Mutations in TBX5 cause Holt-Oram syndrome (HOS) characterized by congenital heart malformation and upper limb deformity. Human TBX5 is expressed not only in a chamber specific myocardial distribution but also in coronary blood vessels. We have shown that mouse and chick Tbx5 are expressed in the proepicardial organ (PEO), a transitory structure from which epicardium and coronary vessels arise. We therefore investigated Tbx5 function during coronary vasculogenesis by manipulating Tbx5 gene dosage at critical points during chick and mouse cardioogenesis. Overexpression or inactivation of Tbx5 in chick PEO and chick epicardial cells leads to impaired migration and blocks incorporation of epicardial derived-cells (EPDCs) into coronary vessels. These data suggest Tbx5 acts during migration of PEO cells to the myocardium and migration of EPDCs into the subepicardium and myocardium. Epicardial restricted inactivation of Tbx5 using Wt1-cre and Tbx5 lox/lox mice reveals impaired migration (E10.5–11.5) of cytokeratin-positive PEO cells to the heart tube. However, at E14.5, mutant hearts display evidence of an epicardial layer suggesting delayed PE cell migration.
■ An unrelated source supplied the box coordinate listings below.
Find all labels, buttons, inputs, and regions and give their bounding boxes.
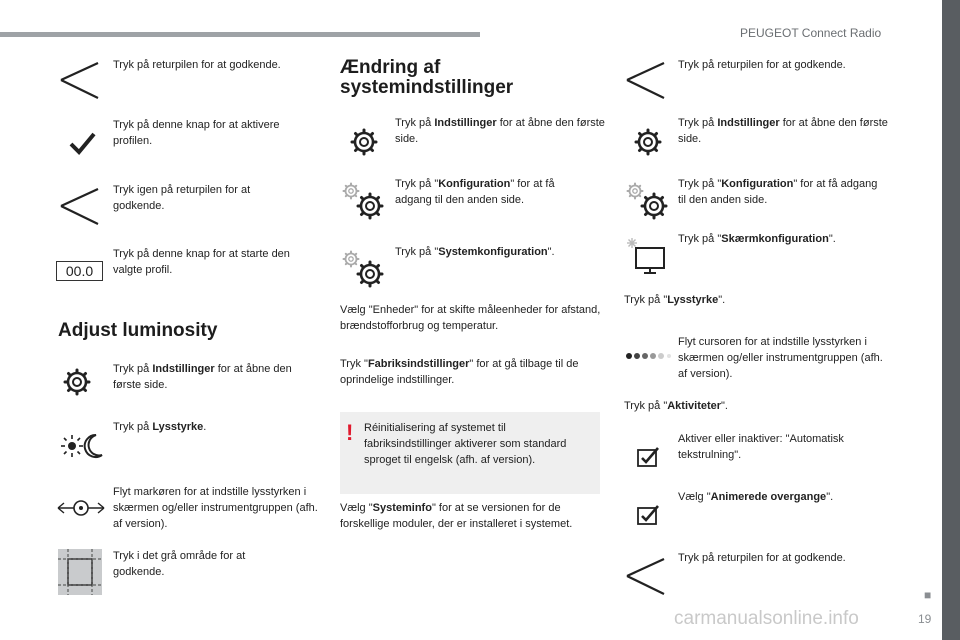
continue-marker: ■	[924, 588, 932, 602]
step-text: Tryk på Lysstyrke.	[113, 421, 207, 433]
header-bar	[0, 32, 480, 37]
step-text: Flyt markøren for at indstille lysstyrken i skærmen og/eller instrumentgruppen (afh. af version).	[113, 486, 318, 530]
section-heading: Ændring af systemindstillinger	[340, 57, 514, 98]
gear-icon	[63, 368, 91, 396]
settings-gears-icon	[342, 182, 386, 220]
step-text: Tryk på returpilen for at godkende.	[678, 552, 846, 564]
step-text: Tryk på "Konfiguration" for at få adgang til den anden side.	[395, 178, 555, 206]
page-number: 19	[918, 612, 932, 626]
paragraph: Vælg "Enheder" for at skifte måleenheder for afstand, brændstofforbrug og temperatur.	[340, 304, 601, 332]
settings-gears-icon	[342, 250, 386, 288]
step-text: Tryk på "Systemkonfiguration".	[395, 246, 555, 258]
page-header: PEUGEOT Connect Radio	[740, 26, 882, 40]
counter-display-icon: 00.0	[56, 261, 103, 281]
watermark: carmanualsonline.info	[674, 608, 859, 629]
checkbox-icon	[636, 502, 662, 528]
section-heading: Adjust luminosity	[58, 320, 218, 341]
step-text: Tryk på Indstillinger for at åbne den første side.	[113, 363, 292, 391]
step-text: Tryk på Indstillinger for at åbne den første side.	[395, 117, 605, 145]
screen-settings-icon	[624, 236, 670, 276]
step-text: Aktiver eller inaktiver: "Automatisk tekstrulning".	[678, 433, 844, 461]
brightness-icon	[60, 433, 104, 459]
back-arrow-icon	[58, 186, 104, 228]
step-text: Tryk på denne knap for at aktivere profilen.	[113, 119, 280, 147]
step-text: Vælg "Animerede overgange".	[678, 491, 834, 503]
back-arrow-icon	[58, 60, 104, 102]
warning-icon: !	[346, 420, 354, 445]
paragraph: Tryk "Fabriksindstillinger" for at gå tilbage til de oprindelige indstillinger.	[340, 358, 579, 386]
warning-note	[340, 412, 600, 494]
grey-area-icon	[58, 549, 102, 595]
step-text: Tryk på returpilen for at godkende.	[113, 59, 281, 71]
gear-icon	[350, 128, 378, 156]
step-text: Flyt cursoren for at indstille lysstyrken i skærmen og/eller instrumentgruppen (afh. af version).	[678, 336, 883, 380]
step-text: Tryk på "Konfiguration" for at få adgang til den anden side.	[678, 178, 878, 206]
checkbox-icon	[636, 444, 662, 470]
step-text: Tryk på Indstillinger for at åbne den første side.	[678, 117, 888, 145]
gear-icon	[634, 128, 662, 156]
paragraph: Tryk på "Lysstyrke".	[624, 294, 726, 306]
step-text: Tryk igen på returpilen for at godkende.	[113, 184, 251, 212]
step-text: Tryk på denne knap for at starte den valgte profil.	[113, 248, 290, 276]
level-dots-icon	[624, 350, 672, 362]
step-text: Tryk på returpilen for at godkende.	[678, 59, 846, 71]
paragraph: Tryk på "Aktiviteter".	[624, 400, 728, 412]
slider-icon	[56, 494, 106, 522]
back-arrow-icon	[624, 556, 670, 598]
note-text: Réinitialisering af systemet til fabriksindstillinger aktiverer som standard sproget til engelsk (afh. af version).	[364, 422, 567, 466]
step-text: Tryk i det grå område for at godkende.	[113, 550, 246, 578]
side-stripe	[942, 0, 960, 640]
settings-gears-icon	[626, 182, 670, 220]
checkmark-icon	[68, 130, 98, 158]
paragraph: Vælg "Systeminfo" for at se versionen for de forskellige moduler, der er installeret i systemet.	[340, 502, 573, 530]
back-arrow-icon	[624, 60, 670, 102]
step-text: Tryk på "Skærmkonfiguration".	[678, 233, 836, 245]
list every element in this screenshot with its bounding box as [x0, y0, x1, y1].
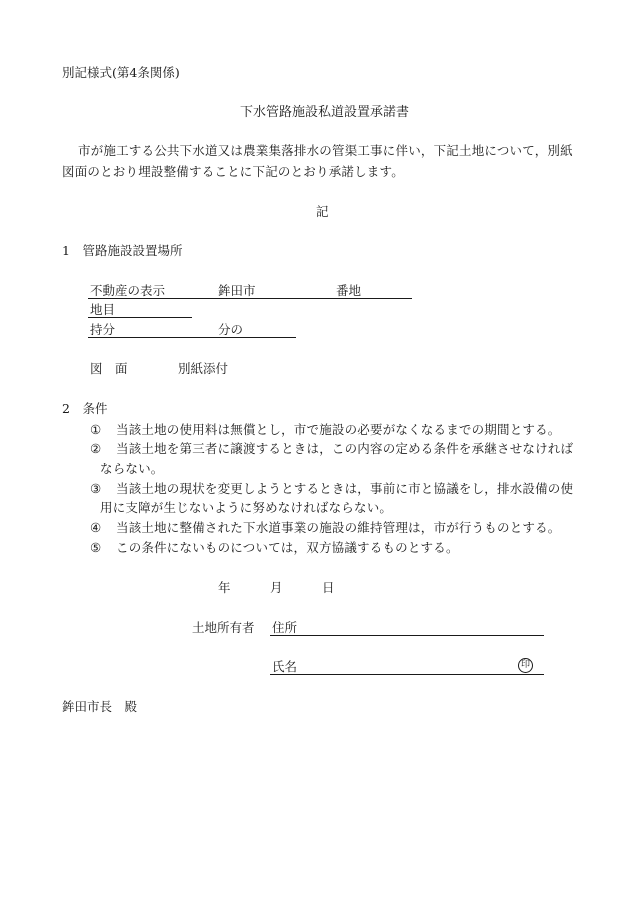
owner-label: 土地所有者: [192, 620, 255, 635]
form-label: 別記様式(第4条関係): [62, 65, 180, 80]
condition-3-text: 当該土地の現状を変更しようとするときは，事前に市と協議をし，排水設備の使: [116, 481, 574, 496]
chimoku-underline: [88, 317, 192, 318]
date-year: 年: [218, 580, 231, 595]
document-title: 下水管路施設私道設置承諾書: [240, 105, 410, 120]
condition-1-number: ①: [90, 422, 102, 437]
address-underline: [270, 635, 544, 636]
zumen-label: 図 面: [90, 361, 128, 376]
name-underline: [270, 674, 544, 675]
condition-5-text: この条件にないものについては，双方協議するものとする。: [116, 540, 459, 555]
address-label: 住所: [272, 620, 298, 635]
mochibun-underline: [88, 337, 296, 338]
condition-4-number: ④: [90, 520, 102, 535]
ki-marker: 記: [316, 204, 329, 219]
chimoku-label: 地目: [90, 302, 116, 317]
date-month: 月: [270, 580, 283, 595]
property-city: 鉾田市: [218, 283, 256, 298]
property-underline: [88, 298, 412, 299]
property-banchi: 番地: [336, 283, 362, 298]
condition-2-text: 当該土地を第三者に譲渡するときは，この内容の定める条件を承継させなければ: [116, 441, 574, 456]
section-1-heading: 1 管路施設設置場所: [62, 243, 183, 258]
addressee: 鉾田市長 殿: [62, 699, 138, 714]
bun-no-label: 分の: [218, 322, 244, 337]
condition-3-number: ③: [90, 481, 102, 496]
intro-line-1: 市が施工する公共下水道又は農業集落排水の管渠工事に伴い，下記土地について，別紙: [78, 143, 573, 158]
condition-4-text: 当該土地に整備された下水道事業の施設の維持管理は，市が行うものとする。: [116, 520, 561, 535]
condition-5-number: ⑤: [90, 540, 102, 555]
zumen-value: 別紙添付: [178, 361, 229, 376]
condition-2-text-cont: ならない。: [100, 461, 164, 476]
intro-line-2: 図面のとおり埋設整備することに下記のとおり承諾します。: [62, 164, 404, 179]
section-2-heading: 2 条件: [62, 401, 108, 416]
name-label: 氏名: [272, 659, 298, 674]
condition-2-number: ②: [90, 441, 102, 456]
mochibun-label: 持分: [90, 322, 116, 337]
condition-3-text-cont: 用に支障が生じないように努めなければならない。: [100, 500, 393, 515]
seal-mark: 印: [518, 658, 533, 673]
property-label: 不動産の表示: [90, 283, 166, 298]
date-day: 日: [322, 580, 335, 595]
condition-1-text: 当該土地の使用料は無償とし，市で施設の必要がなくなるまでの期間とする。: [116, 422, 561, 437]
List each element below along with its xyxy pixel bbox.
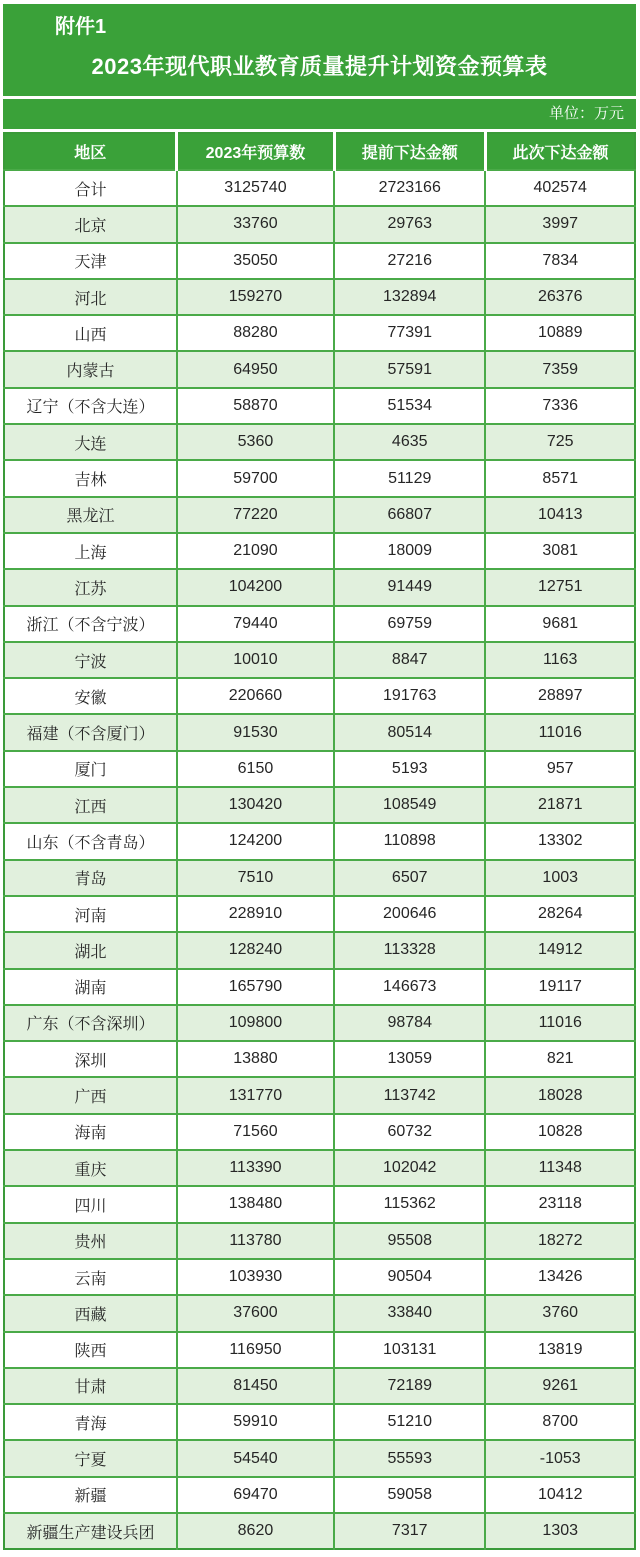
table-row [4,460,635,496]
region-cell: 西藏 [4,1295,177,1331]
value-cell: 21871 [485,787,635,823]
attachment-label: 附件1 [55,16,107,38]
value-cell: 113390 [177,1150,334,1186]
value-cell: 13819 [485,1332,635,1368]
table-row [4,1477,635,1513]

However, unlike the flattened layer of epicardial cells in wildtype hearts, mutant hearts exhibit epicardial cells with irregular polygonal shapes and epicardial cyst-like structures lined by delaminated epicardium and filled with erythrocytes. At E17.5, we observe partial detachment of epicardium and nests of multiple contiguous subepicardial vessels without penetration into the myocardium. These observations suggest impaired migration of EPDCs into myocardium with consequent abnormally exuberant vasculogenesis restricted to the subepicardium. PECAM-1 expression analyses in E17.5 mutant embryos and neonatal mutant mice reveal marked reduction of myocardial coronary endothelial cells as well as defective coronary arteries and veins. These defects are associated with an upregulation of HIF1a in the myocardium, and, using an oxygen sensing dye, we observe relative tissue hypoxia in mutant myocardium. Our findings support a conserved requirement for Tbx5 in progenitor cell migration for the establishment of the coronary vasculature.